En noviembre, con recursos de la casa, y casi sin medios, Susana Gómez volvió a sacar petróleo de las piedras con una versión escénica de Turandot muy bien resuelta. Desde el foso la lectura efectista de Gianluca Marcianò sorprendió de forma positiva, y vocalmente Elisabete Matos, Eri Nakamura, Stuart Neill y Kurt Rydl sacaron adelante el título sin problemas. A mi modo de ver, la propuesta más compacta llegó en diciembre con Agrippina. La fascinante propuesta escénica de Mariame Clément, que llevó la acción a los soap opera americanos, fue arrolladora desde el punto de vista de la inventiva. Las intrigas por el poder, con el sexo como argumento esencial de la obra de Haendel, encajaron en los dramas de Texas con total naturalidad. Además, un lujo total pasó un tanto desapercibido, los vídeos de Momme Hinrich y Torge Möller han sido uno de los elementos de modernidad de mayor calado que se han visto en un teatro asturiano en bastante tiempo. El dúo de artistas trabaja junto a los grandes artistas escénicos de Europa. Son rompedores, icónicamente de enorme impacto y creatividad fecunda. Su trabajo en Agrippina fue esencial para dar credibilidad al rodaje del telefilme en el que todo se convirtió, y el final del drama, con resolución videográfica, deslumbrante. Es un nivel de calidad muy por encima de otras supuestas aventuras contemporáneas que nos cuelan en otros ámbitos artísticos de la región a precio, público claro está, de oro. Del elenco hay que destacar a Anna Bonitatibus, Pietro Spagnoli, Elena Tsallagova, Serena Malfi y Xavier Sabata y también la dirección musical de Benjamin Bayl.

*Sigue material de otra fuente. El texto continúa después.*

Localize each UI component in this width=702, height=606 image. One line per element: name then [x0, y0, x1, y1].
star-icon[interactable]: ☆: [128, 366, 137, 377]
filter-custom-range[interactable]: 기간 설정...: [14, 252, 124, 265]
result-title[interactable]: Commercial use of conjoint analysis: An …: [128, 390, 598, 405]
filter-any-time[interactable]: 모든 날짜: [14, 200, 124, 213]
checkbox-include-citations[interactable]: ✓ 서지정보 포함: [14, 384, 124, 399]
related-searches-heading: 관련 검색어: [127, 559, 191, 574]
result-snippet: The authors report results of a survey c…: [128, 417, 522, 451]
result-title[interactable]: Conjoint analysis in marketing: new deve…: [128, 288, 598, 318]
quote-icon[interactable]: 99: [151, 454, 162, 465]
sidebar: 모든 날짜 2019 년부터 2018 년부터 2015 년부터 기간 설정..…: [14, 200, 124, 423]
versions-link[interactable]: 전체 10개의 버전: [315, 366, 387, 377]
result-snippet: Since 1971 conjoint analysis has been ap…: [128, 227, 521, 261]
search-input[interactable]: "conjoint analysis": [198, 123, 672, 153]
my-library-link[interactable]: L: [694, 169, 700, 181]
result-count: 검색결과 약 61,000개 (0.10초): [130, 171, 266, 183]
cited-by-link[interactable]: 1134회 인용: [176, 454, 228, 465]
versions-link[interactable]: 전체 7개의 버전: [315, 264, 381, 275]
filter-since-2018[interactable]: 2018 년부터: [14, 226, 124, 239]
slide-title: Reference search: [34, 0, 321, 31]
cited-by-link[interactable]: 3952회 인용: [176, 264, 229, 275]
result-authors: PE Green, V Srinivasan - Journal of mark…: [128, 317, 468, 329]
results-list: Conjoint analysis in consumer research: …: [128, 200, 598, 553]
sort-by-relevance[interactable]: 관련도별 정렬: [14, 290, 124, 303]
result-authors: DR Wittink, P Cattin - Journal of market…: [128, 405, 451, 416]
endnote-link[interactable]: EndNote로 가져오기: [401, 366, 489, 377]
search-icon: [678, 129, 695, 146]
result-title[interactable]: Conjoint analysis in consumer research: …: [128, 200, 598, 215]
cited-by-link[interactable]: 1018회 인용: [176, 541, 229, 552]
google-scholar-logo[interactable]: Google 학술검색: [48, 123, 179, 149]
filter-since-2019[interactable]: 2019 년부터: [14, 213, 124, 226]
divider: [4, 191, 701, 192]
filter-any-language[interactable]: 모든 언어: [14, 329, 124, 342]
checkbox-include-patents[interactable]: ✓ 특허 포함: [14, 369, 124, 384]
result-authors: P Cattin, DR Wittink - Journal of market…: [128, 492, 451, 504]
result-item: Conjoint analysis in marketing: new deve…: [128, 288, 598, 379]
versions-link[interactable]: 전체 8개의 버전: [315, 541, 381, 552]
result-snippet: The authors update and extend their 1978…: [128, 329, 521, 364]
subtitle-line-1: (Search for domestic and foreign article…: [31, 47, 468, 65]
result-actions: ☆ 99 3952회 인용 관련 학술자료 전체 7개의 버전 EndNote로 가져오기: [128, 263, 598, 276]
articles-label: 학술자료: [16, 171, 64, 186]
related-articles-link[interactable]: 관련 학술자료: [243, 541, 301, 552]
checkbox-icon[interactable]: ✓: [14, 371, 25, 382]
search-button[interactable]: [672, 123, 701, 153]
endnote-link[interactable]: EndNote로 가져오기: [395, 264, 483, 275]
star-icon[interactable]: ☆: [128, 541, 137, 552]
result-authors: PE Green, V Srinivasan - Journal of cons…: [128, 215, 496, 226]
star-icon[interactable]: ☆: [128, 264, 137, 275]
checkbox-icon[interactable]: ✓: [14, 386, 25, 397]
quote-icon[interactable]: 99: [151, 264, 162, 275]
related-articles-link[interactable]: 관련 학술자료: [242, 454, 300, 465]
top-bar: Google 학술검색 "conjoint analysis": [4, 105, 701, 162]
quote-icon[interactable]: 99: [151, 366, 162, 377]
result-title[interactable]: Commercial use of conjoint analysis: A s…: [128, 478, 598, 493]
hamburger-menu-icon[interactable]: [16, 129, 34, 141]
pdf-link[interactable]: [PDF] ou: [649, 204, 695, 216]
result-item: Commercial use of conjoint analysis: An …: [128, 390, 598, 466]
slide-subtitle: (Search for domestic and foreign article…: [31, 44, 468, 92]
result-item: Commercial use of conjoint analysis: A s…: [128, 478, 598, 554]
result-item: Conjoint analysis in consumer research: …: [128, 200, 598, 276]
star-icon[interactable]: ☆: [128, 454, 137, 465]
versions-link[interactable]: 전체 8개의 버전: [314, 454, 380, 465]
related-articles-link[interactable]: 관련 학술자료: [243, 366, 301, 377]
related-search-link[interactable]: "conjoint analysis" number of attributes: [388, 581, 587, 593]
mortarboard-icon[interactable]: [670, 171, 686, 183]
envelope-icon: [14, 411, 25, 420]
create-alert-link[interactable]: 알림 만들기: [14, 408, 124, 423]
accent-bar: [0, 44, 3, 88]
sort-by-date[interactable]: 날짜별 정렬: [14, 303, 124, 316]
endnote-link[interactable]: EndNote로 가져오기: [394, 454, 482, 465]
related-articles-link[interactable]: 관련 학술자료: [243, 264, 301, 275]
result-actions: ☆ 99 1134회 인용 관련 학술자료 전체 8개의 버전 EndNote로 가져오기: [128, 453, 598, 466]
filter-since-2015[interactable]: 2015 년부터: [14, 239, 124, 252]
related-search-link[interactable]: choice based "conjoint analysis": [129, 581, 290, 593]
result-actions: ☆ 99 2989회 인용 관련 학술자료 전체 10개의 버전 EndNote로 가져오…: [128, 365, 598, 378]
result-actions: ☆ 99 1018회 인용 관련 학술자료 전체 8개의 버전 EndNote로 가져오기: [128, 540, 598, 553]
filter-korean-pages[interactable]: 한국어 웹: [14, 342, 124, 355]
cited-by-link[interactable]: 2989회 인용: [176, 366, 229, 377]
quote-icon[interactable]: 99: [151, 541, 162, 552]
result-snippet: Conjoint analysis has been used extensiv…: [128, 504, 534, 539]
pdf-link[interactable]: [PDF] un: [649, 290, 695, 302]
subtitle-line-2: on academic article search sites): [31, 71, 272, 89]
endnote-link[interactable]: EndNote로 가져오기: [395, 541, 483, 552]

Y como colofón, aún en funciones, el Don Carlo de Verdi con el trabajo dramatúrgico limpio y clasicista de Giancarlo del Monaco, el buen criterio a la batuta de Corrado Rovaris y tres españoles triunfando a alto nivel: Juan Jesús Rodríguez, Ainhoa Arteta y Felipe Bou. Junto a ellos el italiano Stefano Seco. Reivindican la madurez de una generación intermedia que va tomando el relevo de sus ilustres predecesores.